Urges FASB to Allow Banks Same Flexibility with Real Estate Assets
U.S. Senators Johnny Isakson, R-Ga., and Saxby Chambliss, R-Ga., today praised this morning’s action by the Financial Accounting Standards Board to give auditors more flexibility in valuing certain assets that have long-term value, and Isakson and Chambliss urged the board to apply the same flexibility to all real estate assets.
“This is a good step in the right direction by FASB, and I hope they will apply this same flexibility to real estate assets as well,” Isakson said. “Mark-to-market rules have devastated the evaluation of real estate assets held by community banks. Mark-to-market should not be an arbitrary write-down to zero; it should be a recognition of the transition of values in a down market or in an up market.”
“This economic crisis is not going to be resolved overnight and certainly not by any single remedy,” said Chambliss. “However, today FASB has helped move our financial institutions toward greater stability by loosening the accounting rules required of them.
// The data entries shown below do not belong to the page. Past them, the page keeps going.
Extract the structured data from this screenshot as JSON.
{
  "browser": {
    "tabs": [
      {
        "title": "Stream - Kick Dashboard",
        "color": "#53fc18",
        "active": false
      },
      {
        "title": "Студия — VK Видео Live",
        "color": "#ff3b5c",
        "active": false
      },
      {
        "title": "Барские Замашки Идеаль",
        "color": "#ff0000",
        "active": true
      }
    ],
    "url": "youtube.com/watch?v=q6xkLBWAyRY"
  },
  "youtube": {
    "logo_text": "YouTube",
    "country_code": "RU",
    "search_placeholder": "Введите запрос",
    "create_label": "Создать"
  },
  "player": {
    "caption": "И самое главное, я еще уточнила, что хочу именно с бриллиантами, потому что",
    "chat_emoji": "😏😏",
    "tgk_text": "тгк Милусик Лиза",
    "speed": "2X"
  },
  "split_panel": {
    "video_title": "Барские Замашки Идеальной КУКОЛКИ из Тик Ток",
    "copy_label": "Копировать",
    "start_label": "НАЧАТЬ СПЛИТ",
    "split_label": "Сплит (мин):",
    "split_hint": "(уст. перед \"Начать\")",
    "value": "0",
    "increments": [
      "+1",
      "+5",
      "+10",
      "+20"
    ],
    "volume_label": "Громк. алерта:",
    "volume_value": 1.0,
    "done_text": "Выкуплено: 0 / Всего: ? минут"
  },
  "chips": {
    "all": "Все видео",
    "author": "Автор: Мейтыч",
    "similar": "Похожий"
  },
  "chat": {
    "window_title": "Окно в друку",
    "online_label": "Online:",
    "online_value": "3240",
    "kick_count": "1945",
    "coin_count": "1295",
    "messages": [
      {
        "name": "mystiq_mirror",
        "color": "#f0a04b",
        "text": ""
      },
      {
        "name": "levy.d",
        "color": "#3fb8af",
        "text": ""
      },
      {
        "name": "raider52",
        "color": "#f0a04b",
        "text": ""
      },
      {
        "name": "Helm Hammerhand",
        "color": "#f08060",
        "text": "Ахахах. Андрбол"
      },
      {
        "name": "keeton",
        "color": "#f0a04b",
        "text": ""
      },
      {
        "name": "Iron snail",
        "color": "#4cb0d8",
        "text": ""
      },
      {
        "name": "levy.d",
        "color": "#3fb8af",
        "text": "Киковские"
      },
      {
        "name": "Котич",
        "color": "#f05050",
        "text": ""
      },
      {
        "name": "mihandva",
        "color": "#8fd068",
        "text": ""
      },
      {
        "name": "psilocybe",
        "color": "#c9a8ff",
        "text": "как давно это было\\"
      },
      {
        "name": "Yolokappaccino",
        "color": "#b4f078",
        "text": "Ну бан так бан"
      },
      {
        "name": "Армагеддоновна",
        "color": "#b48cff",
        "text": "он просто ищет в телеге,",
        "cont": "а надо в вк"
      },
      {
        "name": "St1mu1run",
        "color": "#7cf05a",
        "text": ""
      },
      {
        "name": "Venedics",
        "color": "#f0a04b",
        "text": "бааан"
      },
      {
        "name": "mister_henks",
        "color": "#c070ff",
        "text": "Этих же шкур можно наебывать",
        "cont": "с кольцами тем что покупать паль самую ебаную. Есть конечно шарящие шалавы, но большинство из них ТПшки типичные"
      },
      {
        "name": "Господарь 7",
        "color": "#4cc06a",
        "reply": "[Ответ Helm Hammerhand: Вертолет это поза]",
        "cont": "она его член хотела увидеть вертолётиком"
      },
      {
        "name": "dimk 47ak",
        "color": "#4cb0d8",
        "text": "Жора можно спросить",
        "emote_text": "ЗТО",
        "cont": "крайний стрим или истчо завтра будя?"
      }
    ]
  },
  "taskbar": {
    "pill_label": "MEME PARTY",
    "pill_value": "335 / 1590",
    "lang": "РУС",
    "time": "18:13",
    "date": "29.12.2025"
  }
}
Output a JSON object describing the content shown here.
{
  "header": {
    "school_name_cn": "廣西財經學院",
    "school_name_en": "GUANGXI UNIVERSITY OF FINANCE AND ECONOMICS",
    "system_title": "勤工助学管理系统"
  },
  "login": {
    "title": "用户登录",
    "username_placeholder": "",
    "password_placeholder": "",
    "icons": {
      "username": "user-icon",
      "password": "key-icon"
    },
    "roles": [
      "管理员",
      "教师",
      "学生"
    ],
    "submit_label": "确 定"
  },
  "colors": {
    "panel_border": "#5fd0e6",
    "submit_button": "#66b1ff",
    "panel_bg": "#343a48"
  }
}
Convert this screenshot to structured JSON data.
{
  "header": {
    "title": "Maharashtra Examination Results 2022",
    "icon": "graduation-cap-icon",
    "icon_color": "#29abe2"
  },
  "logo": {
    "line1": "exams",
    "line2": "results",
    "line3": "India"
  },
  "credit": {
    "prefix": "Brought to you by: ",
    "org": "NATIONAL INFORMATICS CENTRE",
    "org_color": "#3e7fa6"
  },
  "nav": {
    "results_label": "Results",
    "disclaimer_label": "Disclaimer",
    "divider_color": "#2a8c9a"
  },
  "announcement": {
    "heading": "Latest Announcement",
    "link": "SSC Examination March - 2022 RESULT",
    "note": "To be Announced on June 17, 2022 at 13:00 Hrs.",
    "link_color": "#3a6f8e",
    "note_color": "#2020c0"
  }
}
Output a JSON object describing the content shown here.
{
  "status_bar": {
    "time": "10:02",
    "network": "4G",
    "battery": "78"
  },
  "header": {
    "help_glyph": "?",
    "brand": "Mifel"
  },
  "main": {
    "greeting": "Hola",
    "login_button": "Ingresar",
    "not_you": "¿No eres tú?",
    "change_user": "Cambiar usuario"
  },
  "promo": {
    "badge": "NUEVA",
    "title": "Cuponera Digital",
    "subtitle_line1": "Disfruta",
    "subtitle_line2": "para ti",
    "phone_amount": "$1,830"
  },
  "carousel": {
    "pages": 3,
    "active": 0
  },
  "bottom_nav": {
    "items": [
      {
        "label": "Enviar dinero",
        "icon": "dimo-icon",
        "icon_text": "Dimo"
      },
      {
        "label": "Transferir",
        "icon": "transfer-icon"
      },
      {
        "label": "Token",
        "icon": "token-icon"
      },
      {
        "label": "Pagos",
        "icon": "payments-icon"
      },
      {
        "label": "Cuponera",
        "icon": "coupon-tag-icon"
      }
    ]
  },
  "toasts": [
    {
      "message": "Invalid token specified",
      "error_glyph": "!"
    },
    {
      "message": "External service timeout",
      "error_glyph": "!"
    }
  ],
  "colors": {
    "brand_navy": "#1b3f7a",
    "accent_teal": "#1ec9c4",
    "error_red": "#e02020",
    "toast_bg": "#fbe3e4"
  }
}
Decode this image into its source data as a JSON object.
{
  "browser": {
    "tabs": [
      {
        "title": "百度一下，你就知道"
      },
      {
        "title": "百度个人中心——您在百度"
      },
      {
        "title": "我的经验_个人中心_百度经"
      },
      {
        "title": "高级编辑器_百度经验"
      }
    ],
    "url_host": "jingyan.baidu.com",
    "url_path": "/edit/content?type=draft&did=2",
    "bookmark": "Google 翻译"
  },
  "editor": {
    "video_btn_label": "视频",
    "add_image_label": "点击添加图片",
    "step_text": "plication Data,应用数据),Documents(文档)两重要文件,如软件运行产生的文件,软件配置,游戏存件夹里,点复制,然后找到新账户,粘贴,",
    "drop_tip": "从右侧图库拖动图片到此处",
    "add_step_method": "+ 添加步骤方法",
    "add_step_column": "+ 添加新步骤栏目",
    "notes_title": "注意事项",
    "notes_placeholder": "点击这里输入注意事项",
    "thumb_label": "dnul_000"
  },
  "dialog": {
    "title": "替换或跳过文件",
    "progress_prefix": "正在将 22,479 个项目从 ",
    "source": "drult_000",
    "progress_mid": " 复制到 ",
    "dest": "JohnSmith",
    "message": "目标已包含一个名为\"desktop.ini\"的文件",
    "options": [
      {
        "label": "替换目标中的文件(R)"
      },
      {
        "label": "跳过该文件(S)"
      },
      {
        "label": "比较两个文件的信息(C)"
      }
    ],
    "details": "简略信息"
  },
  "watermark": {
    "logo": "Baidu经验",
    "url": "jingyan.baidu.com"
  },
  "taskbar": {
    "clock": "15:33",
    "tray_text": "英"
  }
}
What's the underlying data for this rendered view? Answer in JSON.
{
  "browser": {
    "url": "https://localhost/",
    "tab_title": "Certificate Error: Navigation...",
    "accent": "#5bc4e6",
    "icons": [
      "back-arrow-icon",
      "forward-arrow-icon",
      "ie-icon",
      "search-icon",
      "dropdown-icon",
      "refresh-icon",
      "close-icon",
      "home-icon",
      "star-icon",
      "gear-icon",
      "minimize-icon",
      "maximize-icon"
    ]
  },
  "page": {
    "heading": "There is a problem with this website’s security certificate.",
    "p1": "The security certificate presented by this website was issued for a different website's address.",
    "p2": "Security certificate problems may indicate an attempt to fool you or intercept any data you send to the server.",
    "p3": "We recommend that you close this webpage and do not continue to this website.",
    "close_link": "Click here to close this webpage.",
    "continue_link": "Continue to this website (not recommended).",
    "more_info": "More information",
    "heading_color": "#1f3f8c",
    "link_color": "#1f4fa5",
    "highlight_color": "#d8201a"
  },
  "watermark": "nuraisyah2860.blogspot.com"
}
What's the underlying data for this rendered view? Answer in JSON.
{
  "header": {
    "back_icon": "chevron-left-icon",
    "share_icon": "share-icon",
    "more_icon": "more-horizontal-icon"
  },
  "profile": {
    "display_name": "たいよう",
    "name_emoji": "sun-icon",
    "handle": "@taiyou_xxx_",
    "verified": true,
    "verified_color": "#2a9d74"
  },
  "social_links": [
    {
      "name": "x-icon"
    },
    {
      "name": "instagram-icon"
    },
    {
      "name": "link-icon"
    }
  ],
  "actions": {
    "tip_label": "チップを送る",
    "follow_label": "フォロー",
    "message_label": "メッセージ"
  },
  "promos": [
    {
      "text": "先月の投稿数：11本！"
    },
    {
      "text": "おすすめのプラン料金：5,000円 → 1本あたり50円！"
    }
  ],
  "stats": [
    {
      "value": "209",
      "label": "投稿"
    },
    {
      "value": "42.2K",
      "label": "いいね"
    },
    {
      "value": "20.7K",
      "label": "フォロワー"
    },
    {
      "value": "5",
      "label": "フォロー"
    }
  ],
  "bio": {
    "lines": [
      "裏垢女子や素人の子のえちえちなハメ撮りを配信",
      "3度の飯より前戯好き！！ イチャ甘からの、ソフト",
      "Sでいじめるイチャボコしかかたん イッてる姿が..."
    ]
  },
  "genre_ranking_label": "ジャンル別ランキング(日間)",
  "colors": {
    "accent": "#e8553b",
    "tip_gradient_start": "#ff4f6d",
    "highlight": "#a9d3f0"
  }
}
Relaxing the mark-to-market rules will provide a more accurate portrayal of the long-term fiscal health of our financial institutions.”
Isakson and Chambliss have repeatedly called for reform of mark-to-market accounting rules that they believe are disproportionately penalizing American banks. The rules require the banks to assign a value to an asset based on the current market price for the security or a similar asset, and banks have complained that the rules are penalizing in cases in which they have viable assets if held to term or liquidated over time.
The Financial Accounting Standards Board, which is known as FASB and is authorized by the Securities and Exchange Commission to set the standards of financial accounting and reporting, today voted unanimously to allow banks and their auditors to use "significant judgment" when valuing certain illiquid securities.